Kopple expertly examines what it must have been like to observe the proceedings on “the other side of the fence.” “It was very exciting for me to see their bodies,” one of the captors recollects about seeing “the charred bodies of the eight dead Americans,” brought to the embassy and shamefully displayed for the entire world to see. As the Persian-English translator notes, Iranians had every “right to put the Shah on trial.” A plethora of tantalizing questions surfaces: about what’s ethical/ moral, about the complexities of each minute decision, about the endlessness and pointlessness of warfare. The final image – that of the Desert One site as a desolate tourist playground – will stick with you for a while.

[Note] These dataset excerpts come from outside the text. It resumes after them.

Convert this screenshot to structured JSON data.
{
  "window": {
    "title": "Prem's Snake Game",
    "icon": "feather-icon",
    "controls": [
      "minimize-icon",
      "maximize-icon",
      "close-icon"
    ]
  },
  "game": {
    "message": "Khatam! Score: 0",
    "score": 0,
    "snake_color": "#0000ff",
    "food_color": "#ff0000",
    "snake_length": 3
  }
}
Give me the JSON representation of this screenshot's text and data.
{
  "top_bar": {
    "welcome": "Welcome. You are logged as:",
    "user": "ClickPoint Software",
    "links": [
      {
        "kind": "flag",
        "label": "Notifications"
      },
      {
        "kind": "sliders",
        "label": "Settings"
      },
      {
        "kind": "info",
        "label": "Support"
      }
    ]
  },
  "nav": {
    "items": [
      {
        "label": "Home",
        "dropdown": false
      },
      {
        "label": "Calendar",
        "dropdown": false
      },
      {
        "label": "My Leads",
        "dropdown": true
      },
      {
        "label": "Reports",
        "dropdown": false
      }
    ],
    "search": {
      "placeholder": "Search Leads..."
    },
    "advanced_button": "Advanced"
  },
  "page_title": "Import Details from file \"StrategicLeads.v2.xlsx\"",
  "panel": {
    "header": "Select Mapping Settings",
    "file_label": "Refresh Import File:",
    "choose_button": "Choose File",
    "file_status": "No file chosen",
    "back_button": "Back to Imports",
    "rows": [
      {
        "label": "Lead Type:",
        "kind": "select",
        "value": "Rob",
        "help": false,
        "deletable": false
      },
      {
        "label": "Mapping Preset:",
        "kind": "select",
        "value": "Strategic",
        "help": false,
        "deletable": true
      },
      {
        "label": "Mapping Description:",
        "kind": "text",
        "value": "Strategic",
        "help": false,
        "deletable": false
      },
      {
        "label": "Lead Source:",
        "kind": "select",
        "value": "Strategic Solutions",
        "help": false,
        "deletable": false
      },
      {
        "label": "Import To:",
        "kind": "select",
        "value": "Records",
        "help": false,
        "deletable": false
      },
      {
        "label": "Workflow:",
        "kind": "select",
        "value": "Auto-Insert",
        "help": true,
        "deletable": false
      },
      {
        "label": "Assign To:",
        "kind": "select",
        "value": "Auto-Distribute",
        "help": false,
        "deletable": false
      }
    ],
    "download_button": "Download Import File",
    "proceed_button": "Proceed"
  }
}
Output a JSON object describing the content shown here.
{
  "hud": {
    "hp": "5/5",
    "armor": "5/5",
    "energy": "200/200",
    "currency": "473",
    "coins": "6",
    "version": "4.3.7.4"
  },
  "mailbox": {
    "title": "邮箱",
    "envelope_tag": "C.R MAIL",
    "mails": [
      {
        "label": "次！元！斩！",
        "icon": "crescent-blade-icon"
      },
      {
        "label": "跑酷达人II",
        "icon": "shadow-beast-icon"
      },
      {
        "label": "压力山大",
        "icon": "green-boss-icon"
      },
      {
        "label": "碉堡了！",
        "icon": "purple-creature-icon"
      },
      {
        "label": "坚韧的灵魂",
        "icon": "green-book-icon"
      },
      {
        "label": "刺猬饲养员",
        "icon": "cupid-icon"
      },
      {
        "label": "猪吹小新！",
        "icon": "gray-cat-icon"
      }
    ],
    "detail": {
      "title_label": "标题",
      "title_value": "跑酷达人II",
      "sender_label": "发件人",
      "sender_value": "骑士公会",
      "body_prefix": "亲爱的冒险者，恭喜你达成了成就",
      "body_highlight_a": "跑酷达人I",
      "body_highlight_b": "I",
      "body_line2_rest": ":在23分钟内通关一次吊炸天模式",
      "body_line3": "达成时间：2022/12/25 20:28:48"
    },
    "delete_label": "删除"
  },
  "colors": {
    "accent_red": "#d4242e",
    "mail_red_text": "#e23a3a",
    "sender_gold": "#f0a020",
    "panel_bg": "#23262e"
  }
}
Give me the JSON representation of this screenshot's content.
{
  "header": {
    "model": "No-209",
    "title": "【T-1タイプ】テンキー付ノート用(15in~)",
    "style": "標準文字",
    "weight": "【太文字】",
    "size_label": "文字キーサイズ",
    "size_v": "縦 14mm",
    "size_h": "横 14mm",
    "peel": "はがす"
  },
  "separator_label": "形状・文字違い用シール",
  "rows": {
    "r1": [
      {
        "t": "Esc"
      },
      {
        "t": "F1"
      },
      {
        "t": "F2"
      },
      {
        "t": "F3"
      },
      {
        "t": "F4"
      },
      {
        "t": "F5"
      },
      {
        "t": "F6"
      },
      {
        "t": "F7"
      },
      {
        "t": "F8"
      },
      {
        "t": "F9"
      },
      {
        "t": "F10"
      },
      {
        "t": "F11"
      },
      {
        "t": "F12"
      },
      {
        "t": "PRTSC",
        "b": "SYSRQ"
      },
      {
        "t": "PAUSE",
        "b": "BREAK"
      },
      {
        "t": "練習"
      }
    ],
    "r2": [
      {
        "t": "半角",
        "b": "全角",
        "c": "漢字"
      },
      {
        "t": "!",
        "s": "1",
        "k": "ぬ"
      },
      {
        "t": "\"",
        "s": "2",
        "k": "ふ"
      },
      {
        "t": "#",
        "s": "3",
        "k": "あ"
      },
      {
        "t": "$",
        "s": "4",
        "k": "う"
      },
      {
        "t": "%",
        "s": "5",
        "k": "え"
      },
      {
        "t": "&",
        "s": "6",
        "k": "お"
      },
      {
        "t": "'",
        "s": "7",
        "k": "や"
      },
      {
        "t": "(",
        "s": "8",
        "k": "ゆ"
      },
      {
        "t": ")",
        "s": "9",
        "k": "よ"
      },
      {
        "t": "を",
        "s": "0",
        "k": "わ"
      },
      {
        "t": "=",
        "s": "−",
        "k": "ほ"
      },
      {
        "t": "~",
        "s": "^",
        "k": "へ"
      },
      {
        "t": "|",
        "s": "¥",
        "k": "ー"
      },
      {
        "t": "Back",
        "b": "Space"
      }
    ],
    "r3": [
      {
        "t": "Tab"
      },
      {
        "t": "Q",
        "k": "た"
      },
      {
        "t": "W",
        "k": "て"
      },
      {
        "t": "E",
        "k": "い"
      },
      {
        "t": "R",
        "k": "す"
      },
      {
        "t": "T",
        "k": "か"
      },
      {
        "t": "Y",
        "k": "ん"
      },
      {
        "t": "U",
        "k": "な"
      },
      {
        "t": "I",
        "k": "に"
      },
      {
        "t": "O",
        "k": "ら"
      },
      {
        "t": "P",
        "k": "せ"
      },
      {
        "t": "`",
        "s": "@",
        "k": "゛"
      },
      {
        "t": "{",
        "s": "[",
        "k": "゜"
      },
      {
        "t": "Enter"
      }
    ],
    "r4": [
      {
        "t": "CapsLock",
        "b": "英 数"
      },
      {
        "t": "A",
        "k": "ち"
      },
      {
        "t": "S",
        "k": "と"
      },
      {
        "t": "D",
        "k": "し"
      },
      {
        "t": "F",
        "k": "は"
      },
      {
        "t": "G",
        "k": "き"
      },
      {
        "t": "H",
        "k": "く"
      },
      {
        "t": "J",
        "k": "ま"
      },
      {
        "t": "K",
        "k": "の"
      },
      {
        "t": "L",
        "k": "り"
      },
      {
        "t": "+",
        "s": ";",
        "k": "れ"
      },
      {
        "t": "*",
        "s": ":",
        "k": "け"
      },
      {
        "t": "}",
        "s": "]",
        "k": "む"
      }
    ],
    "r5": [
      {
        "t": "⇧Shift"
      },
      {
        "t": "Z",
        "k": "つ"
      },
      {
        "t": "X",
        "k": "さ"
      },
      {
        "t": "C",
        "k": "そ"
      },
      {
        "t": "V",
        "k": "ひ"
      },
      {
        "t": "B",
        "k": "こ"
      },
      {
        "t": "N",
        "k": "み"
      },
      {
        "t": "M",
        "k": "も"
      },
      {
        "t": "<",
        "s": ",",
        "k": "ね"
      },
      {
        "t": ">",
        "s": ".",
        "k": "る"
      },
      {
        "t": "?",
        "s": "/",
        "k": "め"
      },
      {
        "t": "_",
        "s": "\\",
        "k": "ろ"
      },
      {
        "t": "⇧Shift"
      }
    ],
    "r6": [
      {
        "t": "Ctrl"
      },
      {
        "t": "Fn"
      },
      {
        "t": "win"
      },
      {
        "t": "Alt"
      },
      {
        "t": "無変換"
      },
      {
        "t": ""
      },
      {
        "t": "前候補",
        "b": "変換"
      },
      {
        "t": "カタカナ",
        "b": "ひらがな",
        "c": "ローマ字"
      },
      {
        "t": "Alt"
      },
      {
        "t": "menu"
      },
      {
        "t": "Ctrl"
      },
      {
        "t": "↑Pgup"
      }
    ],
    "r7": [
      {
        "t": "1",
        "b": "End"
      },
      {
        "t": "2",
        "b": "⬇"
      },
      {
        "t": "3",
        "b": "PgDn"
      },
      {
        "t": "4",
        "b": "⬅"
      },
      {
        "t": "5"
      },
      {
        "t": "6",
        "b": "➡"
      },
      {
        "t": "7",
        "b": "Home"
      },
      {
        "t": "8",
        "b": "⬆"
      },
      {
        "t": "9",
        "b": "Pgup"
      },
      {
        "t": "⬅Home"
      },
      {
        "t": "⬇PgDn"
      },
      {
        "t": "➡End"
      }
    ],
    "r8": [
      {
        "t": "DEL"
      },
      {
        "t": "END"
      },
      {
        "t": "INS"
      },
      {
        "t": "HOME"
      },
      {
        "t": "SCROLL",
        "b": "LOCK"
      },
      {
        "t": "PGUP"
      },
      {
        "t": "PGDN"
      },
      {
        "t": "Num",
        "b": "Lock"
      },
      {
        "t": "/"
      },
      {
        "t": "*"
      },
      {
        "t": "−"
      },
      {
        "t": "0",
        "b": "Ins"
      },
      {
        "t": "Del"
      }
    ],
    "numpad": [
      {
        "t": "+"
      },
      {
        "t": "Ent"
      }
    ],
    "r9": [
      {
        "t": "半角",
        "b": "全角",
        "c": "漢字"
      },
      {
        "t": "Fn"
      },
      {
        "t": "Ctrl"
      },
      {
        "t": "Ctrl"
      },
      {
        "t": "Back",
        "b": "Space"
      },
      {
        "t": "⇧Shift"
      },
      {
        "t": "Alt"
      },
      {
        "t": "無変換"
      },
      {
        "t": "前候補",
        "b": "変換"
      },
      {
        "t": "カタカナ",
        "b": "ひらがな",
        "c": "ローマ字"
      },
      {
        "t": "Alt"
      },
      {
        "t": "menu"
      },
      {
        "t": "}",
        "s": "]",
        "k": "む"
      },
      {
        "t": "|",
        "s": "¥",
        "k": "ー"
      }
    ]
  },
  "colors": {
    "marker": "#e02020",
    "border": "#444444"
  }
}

Kopple is no newbie when it comes to docs. Harlan County U.S.A., which dealt with a violent miner strike, won her an Oscar for Best Documentary in 1976. American Dream, another examination of a six-month strike, earned her an Oscar in 1990. Thirty years later, Desert One serves as proof that she has no intention of stopping. Utilizing never-before-seen archival footage, expertly-rendered animated interludes, and unprecedented access to those involved in the crisis, Kopple strings it all together into a gripping and emotional whole, like a true master craftsman. I will not be surprised if the living legend brings another golden statuette home this year.
"…I will not be surprised if the living legend brings another golden statuette home this year."